Rhes protein key in spread of Huntington’s disease in the brain
By: Bill Levesque
Pathogenic proteins help spread many neurodegenerative diseases. How they move between brain cells is often shrouded in mystery.
But scientists at Scripps Research’s Florida campus have found that nanotube tunnels that act like roadways capable of transporting cargo between cells can transmit a toxic protein linked to Huntington’s disease from neuron to neuron in the live brains of mouse models.
The finding is an important extension of work published by the same researchers in 2019 that demonstrated how the rhes protein triggered the construction of the nanotube tunnels in cell culture, thus revealing a mechanism allowing the toxic protein to spread in the brain and damage neurons.
The new study, published today in Science Advances, shows that blocking rhes could halt the spread of the toxic protein.
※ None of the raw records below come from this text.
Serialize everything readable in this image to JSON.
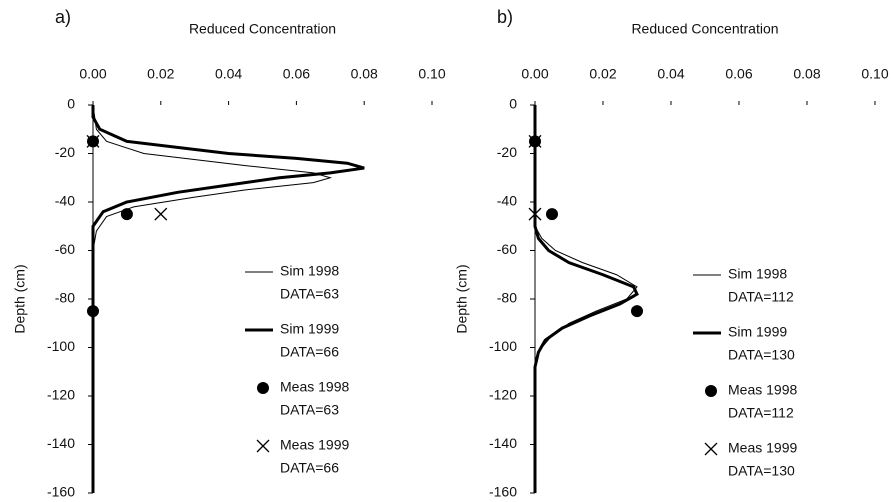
{
  "chart_data": [
    {
      "type": "line",
      "panel_label": "a)",
      "title": "Reduced Concentration",
      "y_label": "Depth (cm)",
      "xlim": [
        0,
        0.1
      ],
      "xticks": [
        {
          "value": 0,
          "label": "0.00"
        },
        {
          "value": 0.02,
          "label": "0.02"
        },
        {
          "value": 0.04,
          "label": "0.04"
        },
        {
          "value": 0.06,
          "label": "0.06"
        },
        {
          "value": 0.08,
          "label": "0.08"
        },
        {
          "value": 0.1,
          "label": "0.10"
        }
      ],
      "ylim": [
        -160,
        0
      ],
      "yticks": [
        0,
        -20,
        -40,
        -60,
        -80,
        -100,
        -120,
        -140,
        -160
      ],
      "series": [
        {
          "name": "Sim 1998",
          "legend_note": "DATA=63",
          "color": "#000000",
          "line_width": 1,
          "depth": [
            0,
            -10,
            -15,
            -20,
            -25,
            -28,
            -30,
            -32,
            -35,
            -38,
            -42,
            -46,
            -52,
            -60,
            -160
          ],
          "values": [
            0,
            0.001,
            0.004,
            0.015,
            0.045,
            0.065,
            0.07,
            0.065,
            0.045,
            0.03,
            0.012,
            0.004,
            0.001,
            0,
            0
          ]
        },
        {
          "name": "Sim 1999",
          "legend_note": "DATA=66",
          "color": "#000000",
          "line_width": 3,
          "depth": [
            0,
            -5,
            -10,
            -15,
            -20,
            -22,
            -24,
            -26,
            -28,
            -30,
            -33,
            -36,
            -40,
            -44,
            -50,
            -160
          ],
          "values": [
            0,
            0,
            0.002,
            0.01,
            0.04,
            0.06,
            0.075,
            0.08,
            0.07,
            0.055,
            0.04,
            0.025,
            0.01,
            0.003,
            0,
            0
          ]
        },
        {
          "name": "Meas 1998",
          "legend_note": "DATA=63",
          "color": "#000000",
          "marker": "circle",
          "depth": [
            -15,
            -45,
            -85
          ],
          "values": [
            0,
            0.01,
            0
          ]
        },
        {
          "name": "Meas 1999",
          "legend_note": "DATA=66",
          "color": "#000000",
          "marker": "x",
          "depth": [
            -15,
            -45
          ],
          "values": [
            0,
            0.02
          ]
        }
      ]
    },
    {
      "type": "line",
      "panel_label": "b)",
      "title": "Reduced Concentration",
      "y_label": "Depth (cm)",
      "xlim": [
        0,
        0.1
      ],
      "xticks": [
        {
          "value": 0,
          "label": "0.00"
        },
        {
          "value": 0.02,
          "label": "0.02"
        },
        {
          "value": 0.04,
          "label": "0.04"
        },
        {
          "value": 0.06,
          "label": "0.06"
        },
        {
          "value": 0.08,
          "label": "0.08"
        },
        {
          "value": 0.1,
          "label": "0.10"
        }
      ],
      "ylim": [
        -160,
        0
      ],
      "yticks": [
        0,
        -20,
        -40,
        -60,
        -80,
        -100,
        -120,
        -140,
        -160
      ],
      "series": [
        {
          "name": "Sim 1998",
          "legend_note": "DATA=112",
          "color": "#000000",
          "line_width": 1,
          "depth": [
            0,
            -50,
            -55,
            -60,
            -65,
            -70,
            -75,
            -80,
            -85,
            -90,
            -95,
            -100,
            -105,
            -160
          ],
          "values": [
            0,
            0,
            0.002,
            0.006,
            0.014,
            0.024,
            0.03,
            0.027,
            0.018,
            0.01,
            0.005,
            0.002,
            0,
            0
          ]
        },
        {
          "name": "Sim 1999",
          "legend_note": "DATA=130",
          "color": "#000000",
          "line_width": 3,
          "depth": [
            0,
            -50,
            -55,
            -60,
            -65,
            -70,
            -75,
            -78,
            -82,
            -87,
            -92,
            -97,
            -102,
            -108,
            -160
          ],
          "values": [
            0,
            0,
            0.001,
            0.004,
            0.01,
            0.02,
            0.029,
            0.03,
            0.025,
            0.016,
            0.008,
            0.003,
            0.001,
            0,
            0
          ]
        },
        {
          "name": "Meas 1998",
          "legend_note": "DATA=112",
          "color": "#000000",
          "marker": "circle",
          "depth": [
            -15,
            -45,
            -85
          ],
          "values": [
            0,
            0.005,
            0.03
          ]
        },
        {
          "name": "Meas 1999",
          "legend_note": "DATA=130",
          "color": "#000000",
          "marker": "x",
          "depth": [
            -15,
            -45
          ],
          "values": [
            0,
            0
          ]
        }
      ]
    }
  ]
}
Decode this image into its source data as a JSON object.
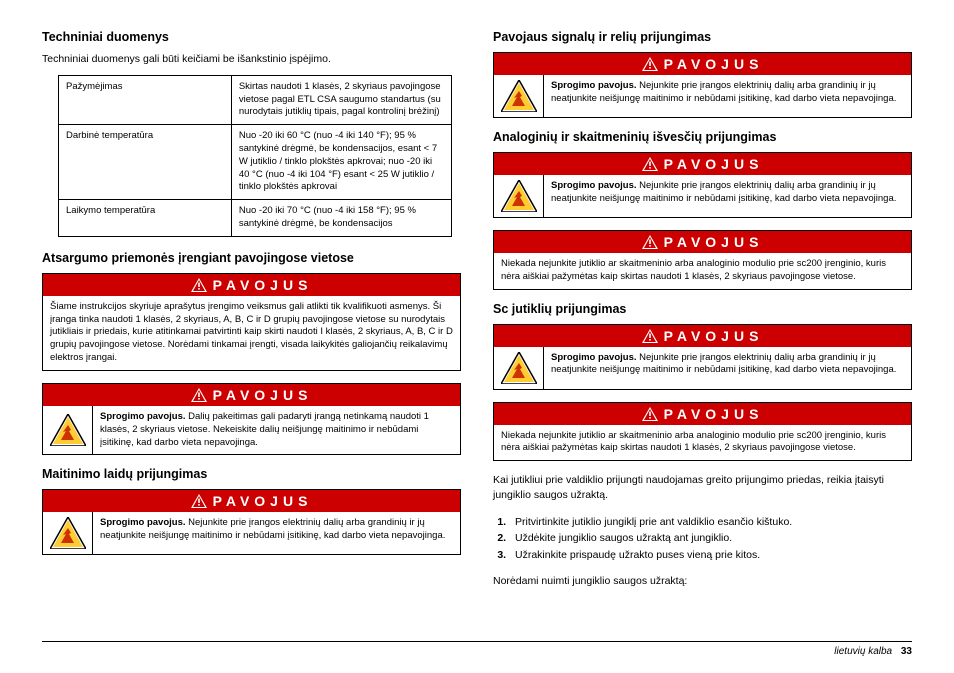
{
  "left": {
    "tech_heading": "Techniniai duomenys",
    "tech_intro": "Techniniai duomenys gali būti keičiami be išankstinio įspėjimo.",
    "spec_rows": [
      {
        "label": "Pažymėjimas",
        "value": "Skirtas naudoti 1 klasės, 2 skyriaus pavojingose vietose pagal ETL CSA saugumo standartus (su nurodytais jutiklių tipais, pagal kontrolinį brėžinį)"
      },
      {
        "label": "Darbinė temperatūra",
        "value": "Nuo -20 iki 60 °C (nuo -4 iki 140 °F); 95 % santykinė drėgmė, be kondensacijos, esant < 7 W jutiklio / tinklo plokštės apkrovai; nuo -20 iki 40 °C (nuo -4 iki 104 °F) esant < 25 W jutiklio / tinklo plokštės apkrovai"
      },
      {
        "label": "Laikymo temperatūra",
        "value": "Nuo -20 iki 70 °C (nuo -4 iki 158 °F); 95 % santykinė drėgmė, be kondensacijos"
      }
    ],
    "precautions_heading": "Atsargumo priemonės įrengiant pavojingose vietose",
    "danger_label": "PAVOJUS",
    "danger1_text": "Šiame instrukcijos skyriuje aprašytus įrengimo veiksmus gali atlikti tik kvalifikuoti asmenys. Ši įranga tinka naudoti 1 klasės, 2 skyriaus, A, B, C ir D grupių pavojingose vietose su nurodytais jutikliais ir priedais, kurie atitinkamai patvirtinti kaip skirti naudoti I klasės, 2 skyriaus, A, B, C ir D grupių pavojingose vietose. Norėdami tinkamai įrengti, visada laikykitės galiojančių reikalavimų elektros įrangai.",
    "danger2_text": "Sprogimo pavojus. Dalių pakeitimas gali padaryti įrangą netinkamą naudoti 1 klasės, 2 skyriaus vietose. Nekeiskite dalių neišjungę maitinimo ir nebūdami įsitikinę, kad darbo vieta nepavojinga.",
    "power_heading": "Maitinimo laidų prijungimas",
    "danger3_text": "Sprogimo pavojus. Nejunkite prie įrangos elektrinių dalių arba grandinių ir jų neatjunkite neišjungę maitinimo ir nebūdami įsitikinę, kad darbo vieta nepavojinga."
  },
  "right": {
    "alarm_heading": "Pavojaus signalų ir relių prijungimas",
    "danger_label": "PAVOJUS",
    "danger4_text": "Sprogimo pavojus. Nejunkite prie įrangos elektrinių dalių arba grandinių ir jų neatjunkite neišjungę maitinimo ir nebūdami įsitikinę, kad darbo vieta nepavojinga.",
    "analog_heading": "Analoginių ir skaitmeninių išvesčių prijungimas",
    "danger5_text": "Sprogimo pavojus. Nejunkite prie įrangos elektrinių dalių arba grandinių ir jų neatjunkite neišjungę maitinimo ir nebūdami įsitikinę, kad darbo vieta nepavojinga.",
    "danger6_text": "Niekada nejunkite jutiklio ar skaitmeninio arba analoginio modulio prie sc200 įrenginio, kuris nėra aiškiai pažymėtas kaip skirtas naudoti 1 klasės, 2 skyriaus pavojingose vietose.",
    "sc_heading": "Sc jutiklių prijungimas",
    "danger7_text": "Sprogimo pavojus. Nejunkite prie įrangos elektrinių dalių arba grandinių ir jų neatjunkite neišjungę maitinimo ir nebūdami įsitikinę, kad darbo vieta nepavojinga.",
    "danger8_text": "Niekada nejunkite jutiklio ar skaitmeninio arba analoginio modulio prie sc200 įrenginio, kuris nėra aiškiai pažymėtas kaip skirtas naudoti 1 klasės, 2 skyriaus pavojingose vietose.",
    "body_after": "Kai jutikliui prie valdiklio prijungti naudojamas greito prijungimo priedas, reikia įtaisyti jungiklio saugos užraktą.",
    "steps": [
      "Pritvirtinkite jutiklio jungiklį prie ant valdiklio esančio kištuko.",
      "Uždėkite jungiklio saugos užraktą ant jungiklio.",
      "Užrakinkite prispaudę užrakto puses vieną prie kitos."
    ],
    "body_final": "Norėdami nuimti jungiklio saugos užraktą:"
  },
  "footer": {
    "lang": "lietuvių kalba",
    "page": "33"
  },
  "colors": {
    "danger_bg": "#cc0000",
    "danger_fg": "#ffffff",
    "border": "#000000"
  }
}
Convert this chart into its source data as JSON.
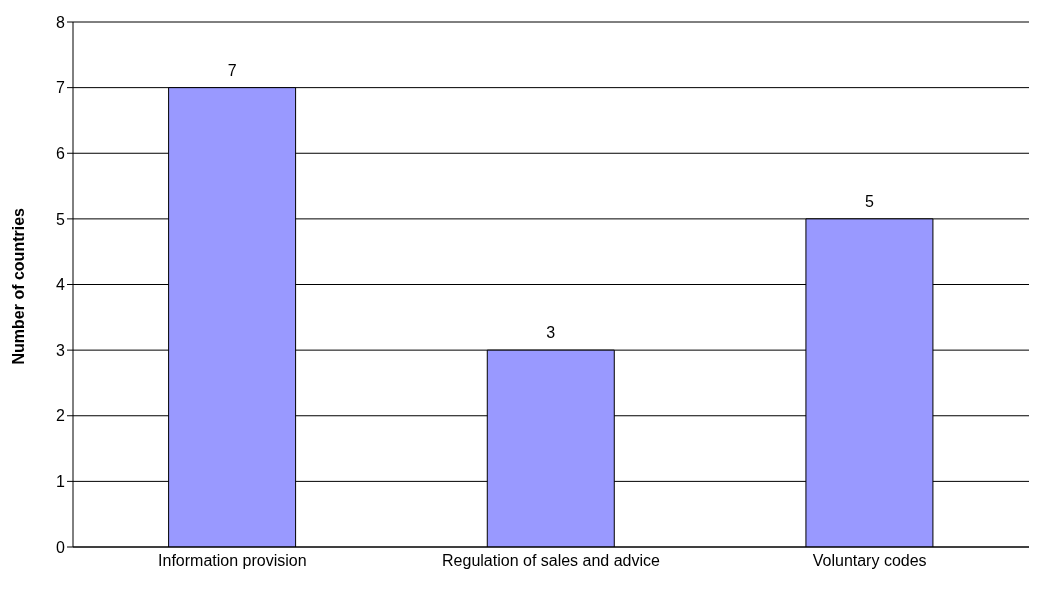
{
  "chart_data": {
    "type": "bar",
    "ylabel": "Number of countries",
    "categories": [
      "Information provision",
      "Regulation of sales and advice",
      "Voluntary codes"
    ],
    "values": [
      7,
      3,
      5
    ],
    "color": "#9999ff",
    "ylim": [
      0,
      8
    ],
    "yticks": [
      0,
      1,
      2,
      3,
      4,
      5,
      6,
      7,
      8
    ],
    "grid": "y",
    "data_labels": true
  }
}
The study’s senior author, Srinivasa Subramaniam, Ph.D., said the hope is that scientists might one day find a drug to essentially block that roadway, thereby hindering or halting the progression of the degenerative and irreversible neurological condition.
“We hope to screen molecules that can prevent the transport of toxic proteins in these tubes,” he said. “The future plan is to really target this protein.”
The discovery of the nanotube tunnels several years ago was a major step forward in understanding how Huntington’s disease attacks brain cells.
“The question after our 2019 study was, does this happen in real life? Can it move neuron to neuron in real brain where rhes is present?” said Subramaniam, an associate professor in the Department of Neuroscience at Scripps Florida. “We’ve now found that, yes, this protein can move between neurons in vivo,” or in the living brain of a mouse model.